This production, originally developed for the Salzburg Festival, was recorded at La Scala in March 2007. At its center, of course, is Nadja Michael in the title role. Salome has become this soprano's signature role, and there's a competing Opus Arte DVD of her performing it, this time from London's Royal Opera House. I haven't seen that production, but it is on two DVDs and therefore is significantly more expensive than the present one. That might be all some readers need to know.
Michael's biggest assets here are visual. She's young, attractive, athletic, a good actress, and a good dancer too. She does her own Dance of the Seven Veils, and does it well – for once, Herod's cries of "Herrlich!" do not seem misplaced. Director Luc Bondy encourages her to go off the deep end during the final scene, which more than hints at necrophilia, so easily offended viewers should consider themselves warned.

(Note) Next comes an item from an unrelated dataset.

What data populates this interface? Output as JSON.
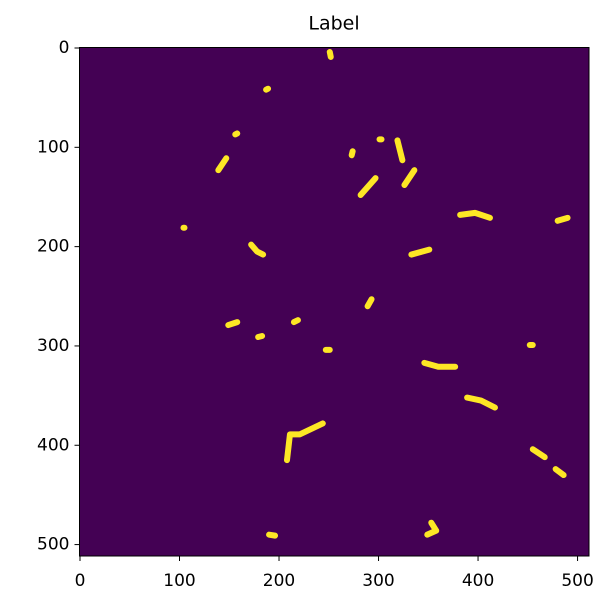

In earlier scenes, there's a sense of innocence, albeit innocence gone wrong, but by the end of the opera, we know that this innocence has dissipated. One might argue that Herod's decision to kill Salome is as much to punish her for becoming a woman as it is a reaction to her antics with Jochanaan's head. Vocally, though, she's not a heavy-hitter in the tradition of great Salomes such as Birgit Nilsson, Hildegard Behrens, and Gwyneth Jones. She projects over the orchestra well, but the voice lacks heft and remains brightly monochromatic, except when she actually is distorting it for expressive effect. She also wobbles, although not to an alarming degree. The result is a performance that is dramatically satisfying, but somewhat less so vocally.
The rest of the cast sings well, although not memorably, and has to cope with the mix-and-match whims of Bondy and Susanne Raschig's costume design. Falk Struckmann is a sonorous, intense Jochanaan, but it doesn't help that he's been costumed to look like a caveman. Herodes is sung with less vocal caricature than one often hears in this role, although Peter Bronder has been given punky orange hair. Iris Vermilion's stentorian Herodias seems to have been inspired by Gloria Swanson. Narraboth is more traditionally garbed, but Herodias' Page has a Bride of Frankenstein streak of white running through his/her hair. One of the smaller roles seems to have been costumed in the style of Oscar Wilde himself. The set design suggests the past century, perhaps in some tottering, corrupt state. Of Herodes' wealth there is not a trace, until he pulls out his jewels in his vain attempt to dissuade Salome from claiming her gory prize. The cistern in which Jochanaan is imprisoned is more like a bunker, and a narrow trench irregularly bisects the stage; I kept waiting for one of the singers to fall in. The staging is fairly traditional, although before and after Salome's dance, the opera seems to be in danger of turning into a family drama for the royal couple and their spoiled daughter – "Bringing Up Father" Judean style?
Daniel Harding's conducting is responsive, colorful, and detailed, although he misses the sweep that one ideally wants in this score. Even more than usual, this Salome is an orchestral tone poem with voices.
The sound is fine, and so are the picture and videography, generally. We occasionally are allowed to watch the action as if we were in Jochanaan's cistern, however, which is ineffective, and not even particularly sensible, once he has been killed.
This is not a bad performance of Salome, but it doesn't quite come together, and if one doesn't want a Wagnerian voice in the title role, older versions by Maria Ewing, Teresa Stratas, and Catherine Malfitano are to be preferred.